Lagi pula aku tidak terlalu peduli dengan apa yang akan orang lain pikirkan, selama aku tidak melakukan hal-hal aneh didepan mereka. 

Dan terlalu berlebihan jika aku masih memikirkan dan khawatir siapa yang akan menyukaiku dan siapa yang tidak menyukaiku, aku memiliki hal-hal yang lebih penting untuk dilakukan.

Mereka, siapapun itu, jika pikirannya positif akan melihat diriku yang sejatinya dan sebenarnya bukan karena prasangka ataupun hal-hal buruk yang pernah terjadi. 

Jika ada yang mencintaiku, aku akan mencintanya.

Jika ada yang mendukungku, aku akan mendukungnya.

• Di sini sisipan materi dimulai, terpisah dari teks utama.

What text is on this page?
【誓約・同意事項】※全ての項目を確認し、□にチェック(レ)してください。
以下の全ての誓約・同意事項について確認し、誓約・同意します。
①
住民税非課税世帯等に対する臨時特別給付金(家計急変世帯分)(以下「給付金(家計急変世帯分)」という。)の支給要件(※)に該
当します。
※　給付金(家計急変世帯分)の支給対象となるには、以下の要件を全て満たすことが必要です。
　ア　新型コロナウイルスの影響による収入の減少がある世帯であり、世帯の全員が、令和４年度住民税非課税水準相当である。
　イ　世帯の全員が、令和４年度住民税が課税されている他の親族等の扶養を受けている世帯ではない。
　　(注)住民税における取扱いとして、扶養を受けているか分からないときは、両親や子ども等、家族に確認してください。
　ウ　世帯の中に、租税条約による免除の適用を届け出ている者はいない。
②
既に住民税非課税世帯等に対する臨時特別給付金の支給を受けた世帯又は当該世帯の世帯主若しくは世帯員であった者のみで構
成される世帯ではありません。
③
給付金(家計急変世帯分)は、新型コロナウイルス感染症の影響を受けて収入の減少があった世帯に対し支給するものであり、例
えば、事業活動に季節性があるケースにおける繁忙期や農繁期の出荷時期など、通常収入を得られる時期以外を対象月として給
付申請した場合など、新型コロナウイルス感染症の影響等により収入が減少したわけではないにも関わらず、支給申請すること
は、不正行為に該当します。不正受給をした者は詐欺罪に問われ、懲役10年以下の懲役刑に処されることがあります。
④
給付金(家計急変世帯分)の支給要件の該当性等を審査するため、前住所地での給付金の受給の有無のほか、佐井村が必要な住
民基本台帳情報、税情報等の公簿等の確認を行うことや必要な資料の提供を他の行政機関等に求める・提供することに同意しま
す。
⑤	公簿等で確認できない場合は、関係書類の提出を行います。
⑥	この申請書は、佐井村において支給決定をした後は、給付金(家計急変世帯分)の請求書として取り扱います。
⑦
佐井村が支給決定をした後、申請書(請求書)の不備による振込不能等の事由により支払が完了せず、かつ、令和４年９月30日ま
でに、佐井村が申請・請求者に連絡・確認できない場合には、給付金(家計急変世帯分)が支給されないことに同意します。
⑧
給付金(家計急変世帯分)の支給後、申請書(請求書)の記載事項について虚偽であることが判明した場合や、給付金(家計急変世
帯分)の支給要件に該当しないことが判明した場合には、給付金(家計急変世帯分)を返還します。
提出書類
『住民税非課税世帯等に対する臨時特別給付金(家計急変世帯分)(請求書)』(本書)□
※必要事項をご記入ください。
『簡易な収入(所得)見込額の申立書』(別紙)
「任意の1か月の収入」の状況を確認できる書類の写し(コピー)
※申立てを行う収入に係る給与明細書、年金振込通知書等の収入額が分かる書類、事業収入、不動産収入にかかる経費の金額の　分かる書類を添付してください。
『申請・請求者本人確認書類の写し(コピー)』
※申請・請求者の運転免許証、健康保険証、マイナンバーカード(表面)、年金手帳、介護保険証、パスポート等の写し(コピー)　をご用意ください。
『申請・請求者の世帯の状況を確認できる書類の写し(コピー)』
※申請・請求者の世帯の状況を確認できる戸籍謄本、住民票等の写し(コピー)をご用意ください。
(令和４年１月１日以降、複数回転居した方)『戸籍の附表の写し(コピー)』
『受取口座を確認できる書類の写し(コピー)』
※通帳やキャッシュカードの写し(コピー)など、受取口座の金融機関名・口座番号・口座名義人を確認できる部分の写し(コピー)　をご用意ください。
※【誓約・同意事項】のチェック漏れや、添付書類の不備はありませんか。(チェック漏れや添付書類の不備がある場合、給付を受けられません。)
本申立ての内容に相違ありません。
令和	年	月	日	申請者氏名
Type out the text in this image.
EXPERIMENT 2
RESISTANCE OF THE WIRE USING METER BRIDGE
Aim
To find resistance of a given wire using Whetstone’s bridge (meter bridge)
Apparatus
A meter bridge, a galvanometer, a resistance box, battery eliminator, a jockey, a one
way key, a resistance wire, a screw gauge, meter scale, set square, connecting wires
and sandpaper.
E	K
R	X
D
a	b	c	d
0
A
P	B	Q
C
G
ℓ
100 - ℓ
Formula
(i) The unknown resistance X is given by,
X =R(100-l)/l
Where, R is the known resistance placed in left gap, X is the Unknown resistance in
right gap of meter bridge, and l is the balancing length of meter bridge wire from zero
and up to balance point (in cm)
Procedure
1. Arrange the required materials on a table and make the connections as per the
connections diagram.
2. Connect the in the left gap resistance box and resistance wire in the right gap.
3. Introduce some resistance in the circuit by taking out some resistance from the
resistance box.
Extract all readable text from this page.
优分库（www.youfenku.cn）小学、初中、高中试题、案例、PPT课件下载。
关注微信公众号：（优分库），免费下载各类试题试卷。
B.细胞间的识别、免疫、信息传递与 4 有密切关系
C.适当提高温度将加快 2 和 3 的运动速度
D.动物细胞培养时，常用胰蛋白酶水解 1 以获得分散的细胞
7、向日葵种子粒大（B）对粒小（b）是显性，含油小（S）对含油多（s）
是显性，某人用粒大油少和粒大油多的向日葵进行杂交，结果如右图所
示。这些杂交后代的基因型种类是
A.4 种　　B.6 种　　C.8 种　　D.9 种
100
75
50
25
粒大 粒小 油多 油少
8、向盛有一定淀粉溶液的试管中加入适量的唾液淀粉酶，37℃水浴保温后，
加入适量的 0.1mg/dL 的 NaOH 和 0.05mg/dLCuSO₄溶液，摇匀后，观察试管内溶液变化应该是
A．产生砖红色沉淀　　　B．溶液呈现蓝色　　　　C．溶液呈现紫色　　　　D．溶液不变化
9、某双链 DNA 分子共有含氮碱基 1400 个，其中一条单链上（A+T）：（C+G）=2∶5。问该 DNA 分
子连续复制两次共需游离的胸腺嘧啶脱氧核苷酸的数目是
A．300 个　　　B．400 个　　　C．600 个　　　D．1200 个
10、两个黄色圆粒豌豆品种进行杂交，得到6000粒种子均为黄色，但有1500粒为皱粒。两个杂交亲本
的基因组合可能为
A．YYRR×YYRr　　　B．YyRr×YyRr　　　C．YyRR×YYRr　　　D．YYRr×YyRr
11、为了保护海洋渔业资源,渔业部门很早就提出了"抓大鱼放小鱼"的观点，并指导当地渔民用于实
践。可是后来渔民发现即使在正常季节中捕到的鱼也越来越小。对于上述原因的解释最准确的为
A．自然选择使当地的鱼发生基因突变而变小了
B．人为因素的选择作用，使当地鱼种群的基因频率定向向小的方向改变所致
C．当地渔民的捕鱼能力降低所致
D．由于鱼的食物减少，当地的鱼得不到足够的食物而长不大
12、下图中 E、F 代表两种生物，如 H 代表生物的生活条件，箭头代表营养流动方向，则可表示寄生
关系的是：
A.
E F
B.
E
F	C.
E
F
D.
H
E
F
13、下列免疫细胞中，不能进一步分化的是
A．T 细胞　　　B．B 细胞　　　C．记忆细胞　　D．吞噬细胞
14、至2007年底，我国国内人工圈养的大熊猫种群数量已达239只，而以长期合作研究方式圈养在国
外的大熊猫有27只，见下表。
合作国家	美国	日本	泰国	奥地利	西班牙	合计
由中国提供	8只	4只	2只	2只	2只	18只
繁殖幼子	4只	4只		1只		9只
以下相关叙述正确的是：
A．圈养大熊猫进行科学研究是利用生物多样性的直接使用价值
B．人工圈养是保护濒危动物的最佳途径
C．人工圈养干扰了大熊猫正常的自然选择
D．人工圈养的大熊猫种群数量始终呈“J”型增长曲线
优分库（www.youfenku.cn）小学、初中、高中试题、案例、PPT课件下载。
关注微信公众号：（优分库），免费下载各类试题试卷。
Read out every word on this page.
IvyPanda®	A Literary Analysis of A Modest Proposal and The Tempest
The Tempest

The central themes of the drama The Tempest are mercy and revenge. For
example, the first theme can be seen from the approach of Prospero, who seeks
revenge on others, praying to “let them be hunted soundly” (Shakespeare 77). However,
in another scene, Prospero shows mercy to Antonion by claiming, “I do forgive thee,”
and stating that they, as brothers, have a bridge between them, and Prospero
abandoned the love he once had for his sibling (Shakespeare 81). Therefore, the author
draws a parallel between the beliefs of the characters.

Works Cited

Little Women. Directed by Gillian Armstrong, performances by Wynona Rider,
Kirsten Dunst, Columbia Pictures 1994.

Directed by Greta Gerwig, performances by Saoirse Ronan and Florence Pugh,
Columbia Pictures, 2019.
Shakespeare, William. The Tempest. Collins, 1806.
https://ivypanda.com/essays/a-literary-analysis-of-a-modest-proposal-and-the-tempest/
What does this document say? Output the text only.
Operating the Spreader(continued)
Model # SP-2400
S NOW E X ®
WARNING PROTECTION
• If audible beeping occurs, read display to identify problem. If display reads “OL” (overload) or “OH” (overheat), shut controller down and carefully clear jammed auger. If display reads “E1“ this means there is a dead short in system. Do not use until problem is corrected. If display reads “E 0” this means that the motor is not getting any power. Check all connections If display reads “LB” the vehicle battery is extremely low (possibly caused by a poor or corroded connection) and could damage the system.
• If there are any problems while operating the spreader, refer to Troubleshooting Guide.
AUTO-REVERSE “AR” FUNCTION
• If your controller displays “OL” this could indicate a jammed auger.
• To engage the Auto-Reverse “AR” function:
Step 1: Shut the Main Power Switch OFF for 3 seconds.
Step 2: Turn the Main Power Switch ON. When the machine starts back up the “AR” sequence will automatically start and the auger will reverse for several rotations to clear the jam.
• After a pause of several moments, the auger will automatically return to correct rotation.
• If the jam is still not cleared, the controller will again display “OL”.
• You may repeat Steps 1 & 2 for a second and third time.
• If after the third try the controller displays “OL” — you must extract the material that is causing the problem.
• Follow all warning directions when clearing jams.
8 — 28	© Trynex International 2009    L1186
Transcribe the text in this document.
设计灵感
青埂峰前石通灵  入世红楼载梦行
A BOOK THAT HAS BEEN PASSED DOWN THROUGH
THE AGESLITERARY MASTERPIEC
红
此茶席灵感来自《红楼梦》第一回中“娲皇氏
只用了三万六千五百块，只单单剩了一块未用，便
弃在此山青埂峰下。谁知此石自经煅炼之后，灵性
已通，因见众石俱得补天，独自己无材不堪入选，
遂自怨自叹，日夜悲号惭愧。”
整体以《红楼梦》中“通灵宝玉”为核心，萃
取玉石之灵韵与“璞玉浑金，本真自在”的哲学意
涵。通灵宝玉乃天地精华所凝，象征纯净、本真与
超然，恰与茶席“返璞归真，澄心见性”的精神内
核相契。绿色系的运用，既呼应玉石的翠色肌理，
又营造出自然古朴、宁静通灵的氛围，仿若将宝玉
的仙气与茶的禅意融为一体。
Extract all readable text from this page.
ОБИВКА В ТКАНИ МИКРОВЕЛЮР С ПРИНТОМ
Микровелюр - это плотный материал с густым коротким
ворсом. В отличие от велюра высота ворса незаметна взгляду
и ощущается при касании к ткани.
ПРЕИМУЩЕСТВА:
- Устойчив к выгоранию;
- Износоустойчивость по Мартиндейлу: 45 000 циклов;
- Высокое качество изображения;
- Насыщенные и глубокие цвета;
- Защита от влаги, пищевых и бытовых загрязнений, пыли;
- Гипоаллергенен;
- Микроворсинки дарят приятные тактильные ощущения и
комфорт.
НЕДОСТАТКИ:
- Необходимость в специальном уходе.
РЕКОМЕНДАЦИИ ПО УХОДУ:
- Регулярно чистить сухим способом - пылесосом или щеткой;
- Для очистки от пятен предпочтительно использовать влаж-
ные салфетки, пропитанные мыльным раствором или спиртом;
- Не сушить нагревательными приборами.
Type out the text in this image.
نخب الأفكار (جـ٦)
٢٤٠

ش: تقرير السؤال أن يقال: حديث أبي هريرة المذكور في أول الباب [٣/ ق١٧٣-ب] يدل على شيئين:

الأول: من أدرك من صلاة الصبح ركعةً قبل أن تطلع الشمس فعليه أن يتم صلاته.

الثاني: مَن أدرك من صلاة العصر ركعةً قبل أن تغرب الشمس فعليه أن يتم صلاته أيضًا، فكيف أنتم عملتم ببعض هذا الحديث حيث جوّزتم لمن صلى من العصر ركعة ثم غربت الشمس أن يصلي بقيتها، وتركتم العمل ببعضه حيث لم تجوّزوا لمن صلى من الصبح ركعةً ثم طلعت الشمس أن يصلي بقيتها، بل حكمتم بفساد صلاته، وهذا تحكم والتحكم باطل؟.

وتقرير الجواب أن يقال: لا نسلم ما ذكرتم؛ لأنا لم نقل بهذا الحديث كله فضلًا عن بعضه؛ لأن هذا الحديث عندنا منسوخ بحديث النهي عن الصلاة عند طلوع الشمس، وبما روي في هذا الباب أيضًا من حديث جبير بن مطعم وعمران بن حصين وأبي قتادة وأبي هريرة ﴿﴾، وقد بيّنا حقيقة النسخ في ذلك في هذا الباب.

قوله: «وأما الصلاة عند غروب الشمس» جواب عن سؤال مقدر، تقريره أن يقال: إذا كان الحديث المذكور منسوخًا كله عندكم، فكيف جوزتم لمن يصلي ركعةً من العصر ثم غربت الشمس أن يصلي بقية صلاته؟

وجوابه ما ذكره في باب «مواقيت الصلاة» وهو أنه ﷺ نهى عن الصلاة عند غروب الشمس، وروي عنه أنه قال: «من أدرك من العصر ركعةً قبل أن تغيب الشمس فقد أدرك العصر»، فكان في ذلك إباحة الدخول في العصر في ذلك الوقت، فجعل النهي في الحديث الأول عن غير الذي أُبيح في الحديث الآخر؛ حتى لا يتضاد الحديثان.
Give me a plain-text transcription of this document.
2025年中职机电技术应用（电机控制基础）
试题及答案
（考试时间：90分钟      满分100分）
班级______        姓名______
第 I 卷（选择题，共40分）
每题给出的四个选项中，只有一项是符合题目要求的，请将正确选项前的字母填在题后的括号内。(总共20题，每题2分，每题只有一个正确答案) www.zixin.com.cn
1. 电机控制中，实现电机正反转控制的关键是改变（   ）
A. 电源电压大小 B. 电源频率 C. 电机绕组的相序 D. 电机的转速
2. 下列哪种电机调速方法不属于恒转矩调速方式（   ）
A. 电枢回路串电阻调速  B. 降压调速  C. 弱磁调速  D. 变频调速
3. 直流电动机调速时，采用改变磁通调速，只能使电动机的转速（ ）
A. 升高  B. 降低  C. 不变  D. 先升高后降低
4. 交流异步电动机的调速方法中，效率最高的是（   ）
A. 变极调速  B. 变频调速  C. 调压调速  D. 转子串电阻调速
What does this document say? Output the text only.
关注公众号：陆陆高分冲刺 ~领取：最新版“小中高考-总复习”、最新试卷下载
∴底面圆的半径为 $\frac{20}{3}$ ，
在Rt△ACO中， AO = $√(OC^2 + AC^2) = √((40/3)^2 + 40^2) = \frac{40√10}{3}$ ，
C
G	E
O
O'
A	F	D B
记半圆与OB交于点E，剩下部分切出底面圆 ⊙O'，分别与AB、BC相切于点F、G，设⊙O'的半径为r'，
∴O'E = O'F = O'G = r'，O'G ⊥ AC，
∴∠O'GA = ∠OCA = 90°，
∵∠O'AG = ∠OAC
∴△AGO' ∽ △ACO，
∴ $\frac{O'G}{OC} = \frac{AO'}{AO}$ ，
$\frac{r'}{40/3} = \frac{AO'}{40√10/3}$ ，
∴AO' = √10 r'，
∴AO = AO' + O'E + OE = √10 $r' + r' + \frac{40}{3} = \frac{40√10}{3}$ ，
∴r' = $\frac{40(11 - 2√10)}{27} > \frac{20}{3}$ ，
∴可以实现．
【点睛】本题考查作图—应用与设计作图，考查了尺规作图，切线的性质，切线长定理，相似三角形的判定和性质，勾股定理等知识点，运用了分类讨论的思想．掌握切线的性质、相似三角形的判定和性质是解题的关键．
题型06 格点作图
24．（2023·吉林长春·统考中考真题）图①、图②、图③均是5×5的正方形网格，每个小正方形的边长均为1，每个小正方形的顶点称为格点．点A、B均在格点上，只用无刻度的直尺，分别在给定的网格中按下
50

Tapi bisa dipastikan itu tidak harus kamu (tidak perlu inisial), mohon maaf. 

Jika ada yang membenciku, aku tidak peduli.

Hidupku tetap berjalan dengan ataupun tanpa gunjingan orang. 


Aku juga sudah mengatakan kepadamu bahwa aku akan ada untukmu jika suatu saat membutuhkanku seperti biasanya dalam hal apapun itu. 


Hal yang aku hindari adalah kembali ke tempat itu, tapi dengan mudahnya Dia membawaku ke dalam keadaan mau tidak mau pada akhirnya aku masih tetap harus berjalan ke lingkungan itu dan bertatap hingga bertegur sapa bahkan bersalaman. 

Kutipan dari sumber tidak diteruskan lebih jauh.